No cost too little for a pay back.
Sounds lke good solid reasons. Yuck, your all a bit sick.
I am hoping that all the cockroaches all over the country are going to have their nests stirred up. And then the can of Raid shows up!
Focusing on the Senate seat charge (clearly the charge behind the attempts to remove him), on what basis can a court find him unfit now? As far as we know, although there is evidence that Blogojevich wanted to sell the seat, there's no evidence (yet) that he actually tried to. He may be on the hook for conspiracy, based on the conversations he had with his own staff, but does that make him unfit? Besides, the Illinois law which allows a court to unseat a governor was intended to deal with situations of physical or mental incapacity. Who's going to testify that Blogojevich is nuts? No psychiatrist has examined him. Anyway, if what Blogojevich said he wanted to do was crazy, then half the country belongs in asylums.

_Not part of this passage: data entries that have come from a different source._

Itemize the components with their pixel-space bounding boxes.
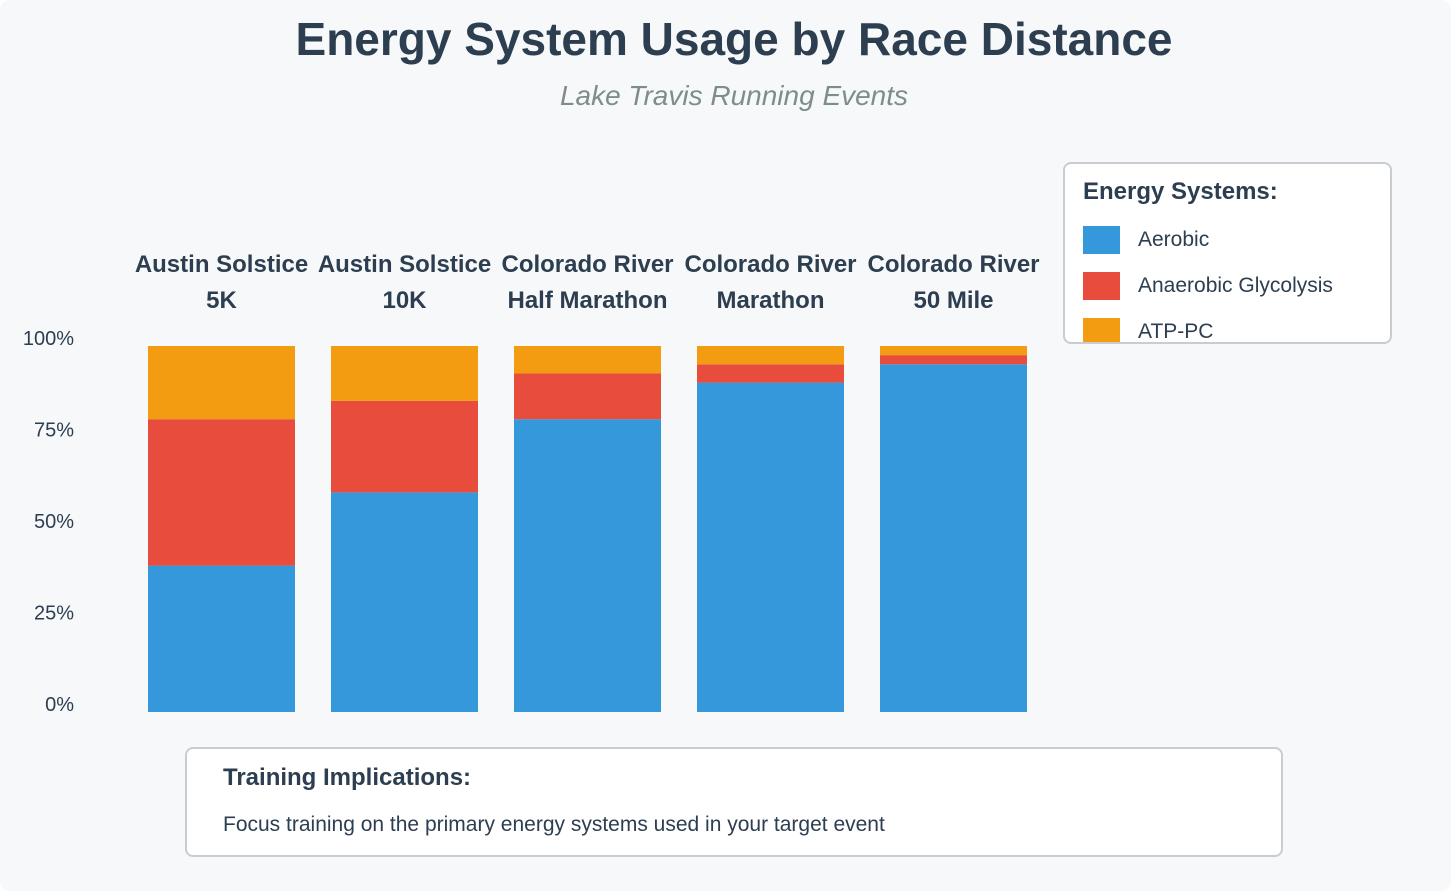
chart-title: Energy System Usage by Race Distance [295,13,1173,65]
category-label-austin-solstice-5k: Austin Solstice 5K [135,251,308,314]
bar-anaerobic-glycolysis-austin-solstice-10k [331,400,478,493]
notes-text: Focus training on the primary energy sys… [223,813,885,836]
category-label-colorado-river-marathon: Colorado River Marathon [684,251,856,314]
bar-anaerobic-glycolysis-colorado-river-half-marathon [514,373,661,420]
legend-label-aerobic: Aerobic [1138,228,1210,251]
bar-aerobic-austin-solstice-10k [331,492,478,712]
bar-aerobic-colorado-river-50-mile [880,364,1027,712]
legend-label-atp-pc: ATP-PC [1138,320,1214,343]
category-label-colorado-river-50-mile: Colorado River 50 Mile [867,251,1039,314]
y-tick-label-0: 0% [45,694,74,716]
bar-anaerobic-glycolysis-colorado-river-marathon [697,364,844,383]
y-tick-label-25: 25% [34,603,74,625]
y-tick-label-75: 75% [34,420,74,442]
legend-swatch-anaerobic-glycolysis [1083,272,1120,300]
bar-atp-pc-colorado-river-marathon [697,346,844,365]
legend-title: Energy Systems: [1083,178,1278,205]
bar-anaerobic-glycolysis-colorado-river-50-mile [880,355,1027,365]
legend-swatch-atp-pc [1083,318,1120,342]
bar-atp-pc-colorado-river-half-marathon [514,346,661,374]
category-label-colorado-river-half-marathon: Colorado River Half Marathon [501,251,673,314]
bar-atp-pc-austin-solstice-10k [331,346,478,401]
legend-swatch-aerobic [1083,226,1120,254]
legend-label-anaerobic-glycolysis: Anaerobic Glycolysis [1138,274,1333,297]
bar-aerobic-austin-solstice-5k [148,565,295,712]
bar-anaerobic-glycolysis-austin-solstice-5k [148,419,295,566]
training-implications-box: Training Implications: Focus training on… [185,747,1283,857]
y-tick-label-50: 50% [34,511,74,533]
chart-subtitle: Lake Travis Running Events [559,80,909,111]
legend: Energy Systems: Aerobic Anaerobic Glycol… [1063,162,1392,344]
y-tick-label-100: 100% [23,328,74,350]
notes-title: Training Implications: [223,764,472,791]
bar-aerobic-colorado-river-half-marathon [514,419,661,712]
category-label-austin-solstice-10k: Austin Solstice 10K [318,251,491,314]
bar-atp-pc-colorado-river-50-mile [880,346,1027,356]
bar-atp-pc-austin-solstice-5k [148,346,295,420]
bar-aerobic-colorado-river-marathon [697,382,844,712]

Impeachment? On what evidence? Same problem.
At this point, I see no legal basis to convict, remove or impeach him.
Democrats want him out of there so Obama gets a clean start. But dealing rationally with the situation would be helpful. All this talk only makes things worse.
Speaking of talk, what is Fitzgerald doing characterizing what Blagojevich did in press conferences, without even using the word "alleged"? Fitzgerald has violated court rules, and probably made it harder for Blagojevich to get a fair trial - which may mean he never does get tried. Why did Fitzpatrick do that? What are his motives?
There's a lot more to this thing than meets the eye.
Blago was talking big, but, while the way he was talking may seem odd to the average human, what he meant was that he expected people to scratch his back if they expected him to scratch theirs. If that's illegal then the entire American political system is indictable.
When he talked money, he was talking campaign contributions. It's not illegal to ask a political ally to raise money for you in return for a favor. Again, the whole system goes up in flames if that's not allowed.
Finally, when he talked jobs, he was (arguably) lining up employment after he left office. Unseemly, but not illegal. There was no explicit deal-making going on to point anyone toward an indictable offense.
What Fitzgerald did at the press conference is inexcusable. I think he just got over-excited and started running his mouth. It's clear that he was out of his professional comfort zone and a little unsure of how to act. Still, he may very well have damaged his case.